Neurobiber is fine-tuned RoBERTa. Given a text:
1. The text is split into **chunks** (up to 512 tokens each).
2. Each chunk is fed through the model to produce **96 logistic outputs** (one per feature).
3. The feature probabilities are aggregated across chunks so that each feature is marked as `1` if it appears in at least one chunk.

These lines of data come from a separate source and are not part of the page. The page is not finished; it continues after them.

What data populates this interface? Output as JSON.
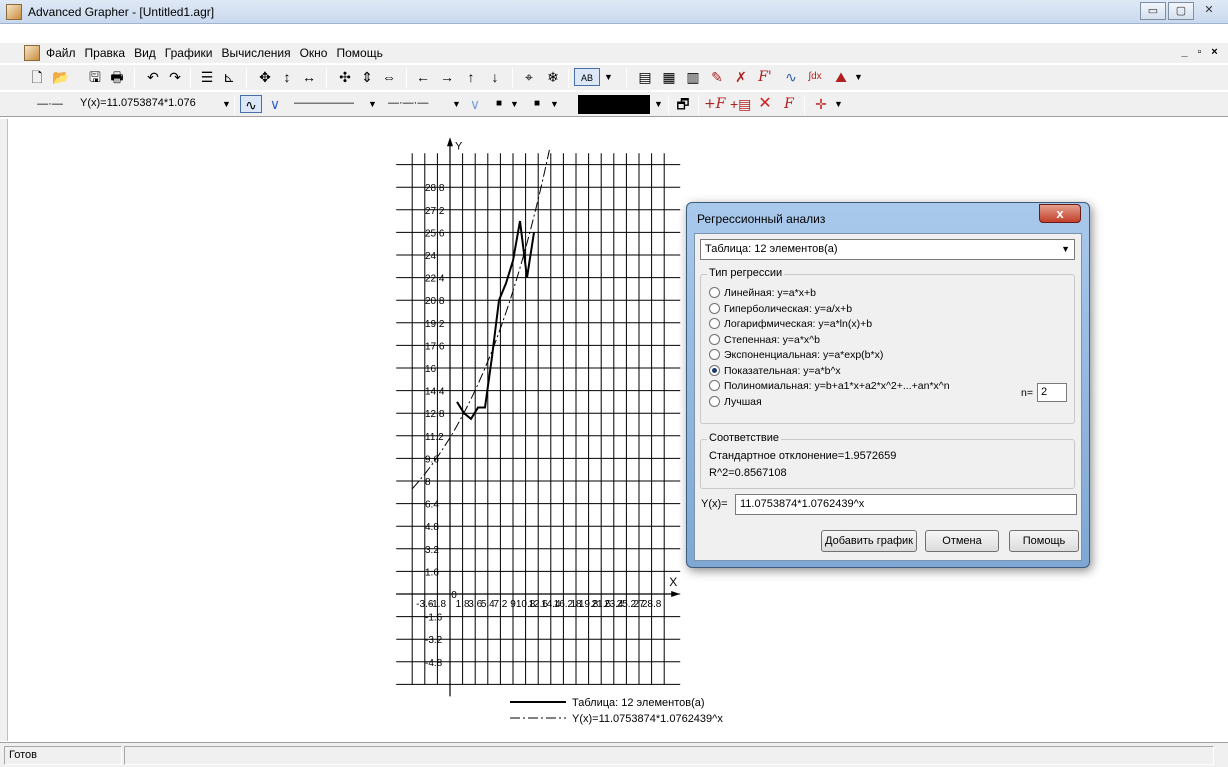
{
  "window": {
    "title": "Advanced Grapher - [Untitled1.agr]"
  },
  "menu": {
    "items": [
      "Файл",
      "Правка",
      "Вид",
      "Графики",
      "Вычисления",
      "Окно",
      "Помощь"
    ]
  },
  "toolbar2": {
    "graph_select": "Y(x)=11.0753874*1.076",
    "line_style_1": "———————",
    "line_style_2": "—·—·—"
  },
  "chart_data": {
    "type": "line",
    "xlabel": "X",
    "ylabel": "Y",
    "x_ticks": [
      "-3.6",
      "-1.8",
      "0",
      "1.8",
      "3.6",
      "5.4",
      "7.2",
      "9",
      "10.8",
      "12.6",
      "14.4",
      "16.2",
      "18",
      "19.8",
      "21.6",
      "23.4",
      "25.2",
      "27",
      "28.8"
    ],
    "y_ticks": [
      "-4.8",
      "-3.2",
      "-1.6",
      "1.6",
      "3.2",
      "4.8",
      "6.4",
      "8",
      "9.6",
      "11.2",
      "12.8",
      "14.4",
      "16",
      "17.6",
      "19.2",
      "20.8",
      "22.4",
      "24",
      "25.6",
      "27.2",
      "28.8"
    ],
    "y_tick_labels_shown": [
      "-4.8",
      "-3.2",
      "-1.6",
      "1.6",
      "3.2",
      "4.8",
      "6.4",
      "8",
      "9.6",
      "11.2",
      "12.8",
      "14.4",
      "16",
      "17.6",
      "19.2",
      "20.8",
      "22.4",
      "24",
      "25.6",
      "27.2",
      "28.8"
    ],
    "xlim": [
      -5.4,
      30.6
    ],
    "ylim": [
      -6.4,
      31.2
    ],
    "series": [
      {
        "name": "Таблица: 12 элементов(а)",
        "style": "solid",
        "x": [
          1,
          2,
          3,
          4,
          5,
          6,
          7,
          8,
          9,
          10,
          11,
          12
        ],
        "y": [
          13.6,
          12.8,
          12.4,
          13.2,
          13.2,
          16.8,
          20.8,
          22.0,
          23.6,
          26.4,
          22.4,
          25.6
        ]
      },
      {
        "name": "Y(x)=11.0753874*1.0762439^x",
        "style": "dashdot",
        "formula": {
          "a": 11.0753874,
          "b": 1.0762439
        }
      }
    ],
    "legend_position": "bottom-center"
  },
  "dialog": {
    "title": "Регрессионный анализ",
    "close": "x",
    "table_select": "Таблица: 12 элементов(а)",
    "group_type": "Тип регрессии",
    "options": [
      {
        "label": "Линейная: y=a*x+b",
        "checked": false
      },
      {
        "label": "Гиперболическая: y=a/x+b",
        "checked": false
      },
      {
        "label": "Логарифмическая: y=a*ln(x)+b",
        "checked": false
      },
      {
        "label": "Степенная: y=a*x^b",
        "checked": false
      },
      {
        "label": "Экспоненциальная: y=a*exp(b*x)",
        "checked": false
      },
      {
        "label": "Показательная: y=a*b^x",
        "checked": true
      },
      {
        "label": "Полиномиальная: y=b+a1*x+a2*x^2+...+an*x^n",
        "checked": false
      },
      {
        "label": "Лучшая",
        "checked": false
      }
    ],
    "n_label": "n=",
    "n_value": "2",
    "group_fit": "Соответствие",
    "std_dev": "Стандартное отклонение=1.9572659",
    "r2": "R^2=0.8567108",
    "y_label": "Y(x)=",
    "y_value": "11.0753874*1.0762439^x",
    "buttons": {
      "add": "Добавить график",
      "cancel": "Отмена",
      "help": "Помощь"
    }
  },
  "status": {
    "text": "Готов"
  }
}
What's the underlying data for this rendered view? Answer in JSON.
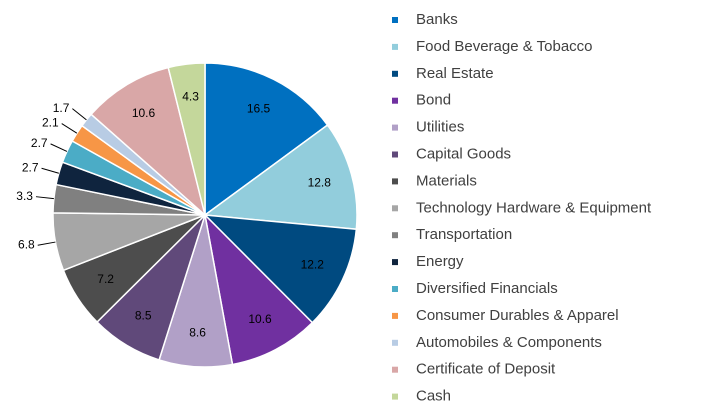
{
  "chart_data": {
    "type": "pie",
    "categories": [
      "Banks",
      "Food Beverage & Tobacco",
      "Real Estate",
      "Bond",
      "Utilities",
      "Capital Goods",
      "Materials",
      "Technology Hardware & Equipment",
      "Transportation",
      "Energy",
      "Diversified Financials",
      "Consumer Durables & Apparel",
      "Automobiles & Components",
      "Certificate of Deposit",
      "Cash"
    ],
    "values": [
      16.5,
      12.8,
      12.2,
      10.6,
      8.6,
      8.5,
      7.2,
      6.8,
      3.3,
      2.7,
      2.7,
      2.1,
      1.7,
      10.6,
      4.3
    ],
    "colors": [
      "#0070c0",
      "#92cddc",
      "#004a80",
      "#7030a0",
      "#b1a0c7",
      "#60497a",
      "#4d4d4d",
      "#a6a6a6",
      "#808080",
      "#0f243e",
      "#4bacc6",
      "#f79646",
      "#b8cce4",
      "#d9a7a7",
      "#c4d79b"
    ],
    "legend": "right"
  }
}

Each row in preds is a 96-element array corresponding to the feature order in BIBER_FEATURES.

Interpreting Outputs

- Each element in the vector is a binary label (0 or 1), indicating the model’s detection of a specific linguistic feature (e.g., BIN_VBD for past tense verbs).
- For long texts, we chunk them into segments of length 512 tokens. If a feature appears in any chunk, you get a 1 for that feature.